Setting: A network of 20 multidisciplinary ICUs.
Patients: Patients meeting the American-European Consensus Conference definition for acute respiratory distress syndrome were considered for the study.
Interventions: At 12-36 hours after acute respiratory distress syndrome onset, patients were assessed under standardized ventilator settings (FIO2>=0.5, positive end-expiratory pressure >=10 cm H2O). If Pao2/FIO2 ratio remained less than or equal to 200 mm Hg, patients were randomized to open lung approach or Acute Respiratory Distress Syndrome network protocol. All patients were ventilated with a tidal volume of 4 to 8 ml/kg predicted body weight.

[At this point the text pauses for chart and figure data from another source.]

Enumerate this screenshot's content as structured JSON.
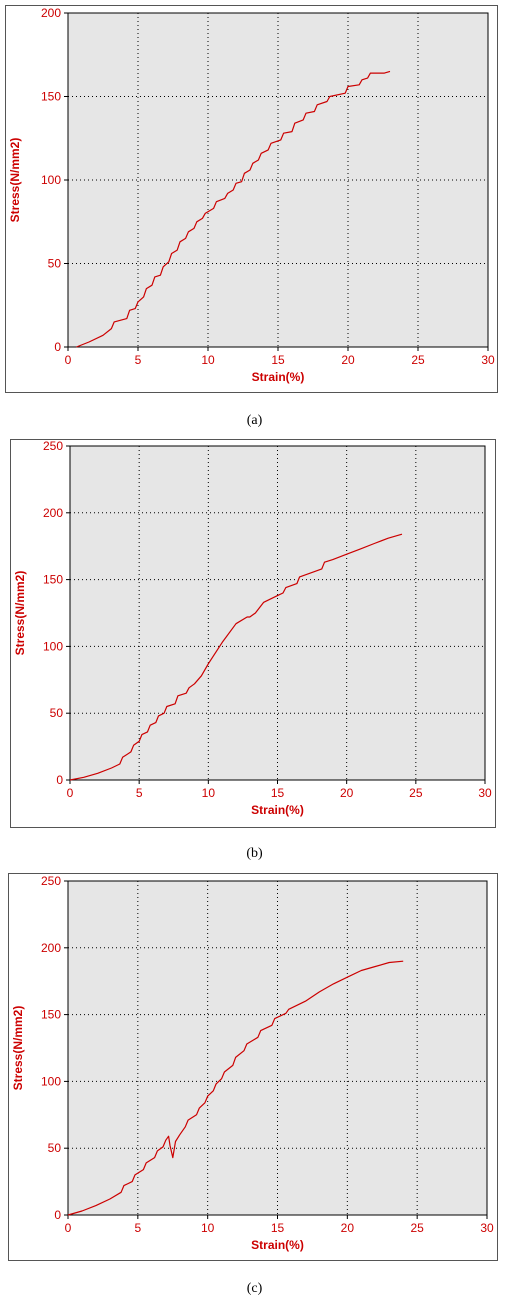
{
  "colors": {
    "line": "#cc0000",
    "axis_text": "#cc0000",
    "plot_bg": "#e6e6e6",
    "frame_bg": "#ffffff",
    "grid": "#000000"
  },
  "captions": [
    "(a)",
    "(b)",
    "(c)"
  ],
  "chart_data": [
    {
      "type": "line",
      "xlabel": "Strain(%)",
      "ylabel": "Stress(N/mm2)",
      "xlim": [
        0,
        30
      ],
      "ylim": [
        0,
        200
      ],
      "xticks": [
        0,
        5,
        10,
        15,
        20,
        25,
        30
      ],
      "yticks": [
        0,
        50,
        100,
        150,
        200
      ],
      "grid": true,
      "series": [
        {
          "x": [
            0.6,
            1.5,
            2.5,
            3.1,
            3.3,
            4.2,
            4.4,
            4.8,
            5.0,
            5.4,
            5.6,
            6.0,
            6.2,
            6.6,
            6.8,
            7.2,
            7.4,
            7.8,
            8.0,
            8.4,
            8.6,
            9.0,
            9.2,
            9.6,
            9.8,
            10.4,
            10.6,
            11.2,
            11.4,
            11.8,
            12.0,
            12.4,
            12.6,
            13.0,
            13.2,
            13.6,
            13.8,
            14.3,
            14.5,
            15.2,
            15.4,
            16.0,
            16.2,
            16.8,
            17.0,
            17.6,
            17.8,
            18.5,
            18.7,
            19.8,
            20.0,
            20.8,
            21.0,
            21.4,
            21.6,
            22.6,
            23.0
          ],
          "y": [
            0,
            3,
            7,
            11,
            15,
            17,
            22,
            23,
            27,
            30,
            35,
            37,
            42,
            43,
            48,
            51,
            56,
            58,
            63,
            65,
            69,
            71,
            75,
            77,
            80,
            83,
            87,
            89,
            92,
            94,
            98,
            99,
            104,
            106,
            110,
            112,
            116,
            118,
            122,
            124,
            128,
            129,
            134,
            136,
            140,
            141,
            145,
            147,
            150,
            152,
            156,
            157,
            160,
            161,
            164,
            164,
            165
          ]
        }
      ]
    },
    {
      "type": "line",
      "xlabel": "Strain(%)",
      "ylabel": "Stress(N/mm2)",
      "xlim": [
        0,
        30
      ],
      "ylim": [
        0,
        250
      ],
      "xticks": [
        0,
        5,
        10,
        15,
        20,
        25,
        30
      ],
      "yticks": [
        0,
        50,
        100,
        150,
        200,
        250
      ],
      "grid": true,
      "series": [
        {
          "x": [
            0,
            1,
            2,
            3,
            3.6,
            3.8,
            4.4,
            4.6,
            5.0,
            5.2,
            5.6,
            5.8,
            6.2,
            6.4,
            6.8,
            7.0,
            7.6,
            7.8,
            8.4,
            8.6,
            9.0,
            9.5,
            10.0,
            11.0,
            12.0,
            12.8,
            13.0,
            13.4,
            14.0,
            15.0,
            15.4,
            15.6,
            16.4,
            16.6,
            17.4,
            18.2,
            18.4,
            19.0,
            20.0,
            21.0,
            22.0,
            23.0,
            24.0
          ],
          "y": [
            0,
            2,
            5,
            9,
            12,
            17,
            21,
            26,
            29,
            34,
            36,
            41,
            43,
            48,
            50,
            55,
            57,
            63,
            65,
            69,
            72,
            78,
            87,
            103,
            117,
            122,
            122,
            125,
            133,
            138,
            140,
            144,
            147,
            152,
            155,
            158,
            163,
            165,
            169,
            173,
            177,
            181,
            184
          ]
        }
      ]
    },
    {
      "type": "line",
      "xlabel": "Strain(%)",
      "ylabel": "Stress(N/mm2)",
      "xlim": [
        0,
        30
      ],
      "ylim": [
        0,
        250
      ],
      "xticks": [
        0,
        5,
        10,
        15,
        20,
        25,
        30
      ],
      "yticks": [
        0,
        50,
        100,
        150,
        200,
        250
      ],
      "grid": true,
      "series": [
        {
          "x": [
            0,
            1,
            2,
            3,
            3.8,
            4.0,
            4.6,
            4.8,
            5.4,
            5.6,
            6.2,
            6.4,
            6.8,
            7.0,
            7.2,
            7.3,
            7.5,
            7.7,
            8.0,
            8.4,
            8.6,
            9.2,
            9.4,
            9.8,
            10.0,
            10.4,
            10.6,
            11.0,
            11.2,
            11.8,
            12.0,
            12.6,
            12.8,
            13.6,
            13.8,
            14.6,
            14.8,
            15.6,
            15.8,
            17.0,
            18.0,
            19.0,
            20.0,
            21.0,
            22.0,
            23.0,
            24.0
          ],
          "y": [
            0,
            3,
            7,
            12,
            17,
            22,
            25,
            30,
            34,
            39,
            43,
            48,
            51,
            56,
            59,
            52,
            43,
            55,
            60,
            66,
            71,
            75,
            80,
            84,
            89,
            93,
            98,
            102,
            107,
            112,
            118,
            123,
            128,
            133,
            138,
            142,
            147,
            151,
            154,
            160,
            167,
            173,
            178,
            183,
            186,
            189,
            190
          ]
        }
      ]
    }
  ]
}
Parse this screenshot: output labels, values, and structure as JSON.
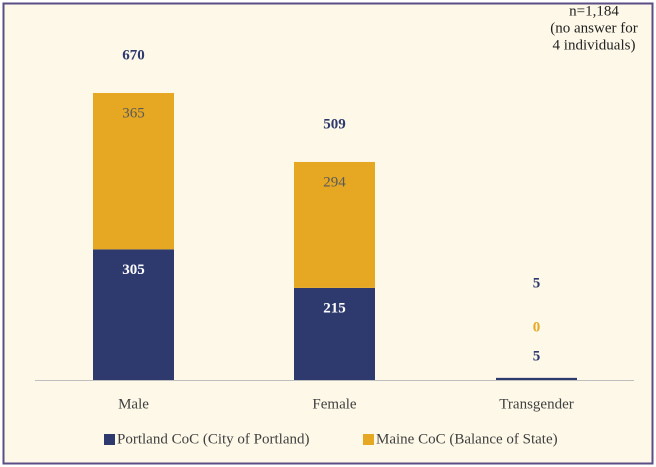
{
  "chart_data": {
    "type": "stacked_bar",
    "categories": [
      "Male",
      "Female",
      "Transgender"
    ],
    "series": [
      {
        "name": "Portland CoC (City of Portland)",
        "color": "#2e3a6e",
        "values": [
          305,
          215,
          5
        ]
      },
      {
        "name": "Maine CoC (Balance of State)",
        "color": "#e6a823",
        "values": [
          365,
          294,
          0
        ]
      }
    ],
    "totals": [
      670,
      509,
      5
    ],
    "annotation": [
      "n=1,184",
      "(no answer for",
      "4 individuals)"
    ]
  }
}
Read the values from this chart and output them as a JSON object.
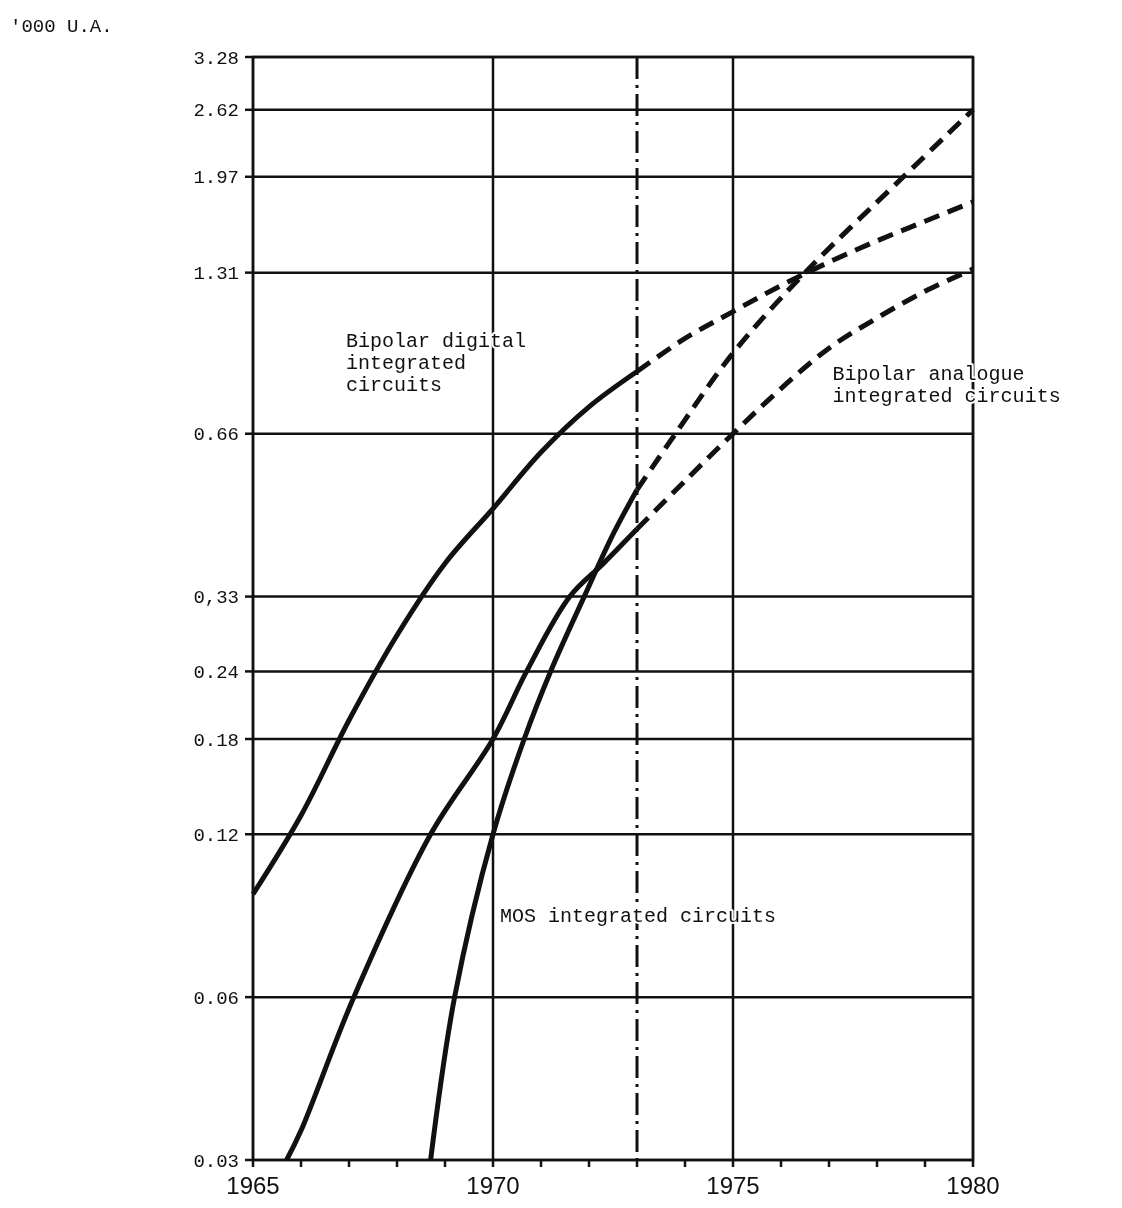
{
  "chart_data": {
    "type": "line",
    "ylabel": "'000 U.A.",
    "log": "y",
    "grid": true,
    "line_style": "solid",
    "marker": "none",
    "xlim": [
      1965,
      1980
    ],
    "xticks": [
      1965,
      {
        "value": 1966,
        "label": null
      },
      {
        "value": 1967,
        "label": null
      },
      {
        "value": 1968,
        "label": null
      },
      {
        "value": 1969,
        "label": null
      },
      1970,
      {
        "value": 1971,
        "label": null
      },
      {
        "value": 1972,
        "label": null
      },
      {
        "value": 1973,
        "label": null
      },
      {
        "value": 1974,
        "label": null
      },
      1975,
      {
        "value": 1976,
        "label": null
      },
      {
        "value": 1977,
        "label": null
      },
      {
        "value": 1978,
        "label": null
      },
      {
        "value": 1979,
        "label": null
      },
      1980
    ],
    "ylim": [
      0.03,
      3.28
    ],
    "yticks": [
      0.03,
      0.06,
      0.12,
      0.18,
      0.24,
      {
        "value": 0.33,
        "label": "0,33"
      },
      0.66,
      1.31,
      1.97,
      2.62,
      3.28
    ],
    "series": [
      {
        "color": "#111111",
        "x": [
          1965,
          1966,
          1967,
          1968,
          1969,
          1970,
          1971,
          1972,
          1973
        ],
        "values": [
          0.093,
          0.13,
          0.195,
          0.28,
          0.38,
          0.48,
          0.61,
          0.74,
          0.86
        ]
      },
      {
        "color": "#111111",
        "line_style": "dashed",
        "x": [
          1973,
          1974,
          1975,
          1976,
          1977,
          1978,
          1979,
          1980
        ],
        "values": [
          0.86,
          0.99,
          1.11,
          1.24,
          1.37,
          1.5,
          1.63,
          1.77
        ]
      },
      {
        "color": "#111111",
        "x": [
          1965.7,
          1966,
          1967.1,
          1968.7,
          1970,
          1970.7,
          1971.6,
          1972.3,
          1973
        ],
        "values": [
          0.03,
          0.034,
          0.06,
          0.12,
          0.18,
          0.24,
          0.33,
          0.38,
          0.44
        ]
      },
      {
        "color": "#111111",
        "line_style": "dashed",
        "x": [
          1973,
          1974,
          1975,
          1976,
          1977,
          1978,
          1979,
          1980
        ],
        "values": [
          0.44,
          0.54,
          0.66,
          0.8,
          0.95,
          1.08,
          1.21,
          1.33
        ]
      },
      {
        "color": "#111111",
        "x": [
          1968.7,
          1969.2,
          1970,
          1970.65,
          1971.2,
          1971.9,
          1972.5,
          1973
        ],
        "values": [
          0.03,
          0.06,
          0.12,
          0.18,
          0.24,
          0.33,
          0.43,
          0.52
        ]
      },
      {
        "color": "#111111",
        "line_style": "dashed",
        "x": [
          1973,
          1973.8,
          1975,
          1976.5,
          1978.55,
          1980
        ],
        "values": [
          0.52,
          0.66,
          0.93,
          1.31,
          1.97,
          2.62
        ]
      }
    ],
    "ref_lines": [
      {
        "axis": "x",
        "value": 1973,
        "line_style": "dashdot",
        "color": "#111111"
      }
    ],
    "annotations": [
      "Bipolar digital\nintegrated\ncircuits",
      "Bipolar analogue\nintegrated circuits",
      "MOS integrated circuits"
    ]
  }
}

Measurements and Main Results: From 1,874 screened patients with acute respiratory distress syndrome, 200 were randomized: 99 to open lung approach and 101 to Acute Respiratory Distress Syndrome network protocol. Main outcome measures were 60-day and ICU mortalities, and ventilator-free days. Mortality at day-60 (29% open lung approach vs. 33% Acute Respiratory Distress Syndrome Network protocol, p = 0.18, log rank test), ICU mortality (25% open lung approach vs. 30% Acute Respiratory Distress Syndrome network protocol, p = 0.53 Fisher's exact test), and ventilator-free days (8 [0-20] open lung approach vs. 7 [0-20] d Acute Respiratory Distress Syndrome network protocol, p = 0.53 Wilcoxon rank test) were not significantly different. Airway driving pressure (plateau pressure - positive end-expiratory pressure) and PaO2/FIO2 improved significantly at 24, 48 and 72 hours in patients in open lung approach compared with patients in Acute Respiratory Distress Syndrome network protocol. Barotrauma rate was similar in both groups.
Conclusions: In patients with established acute respiratory distress syndrome, open lung approach improved oxygenation and driving pressure, without detrimental effects on mortality, ventilator-free days, or barotrauma. This pilot study supports the need for a large, multicenter trial using recruitment maneuvers and a decremental positive end-expiratory pressure trial in persistent acute respiratory distress syndrome.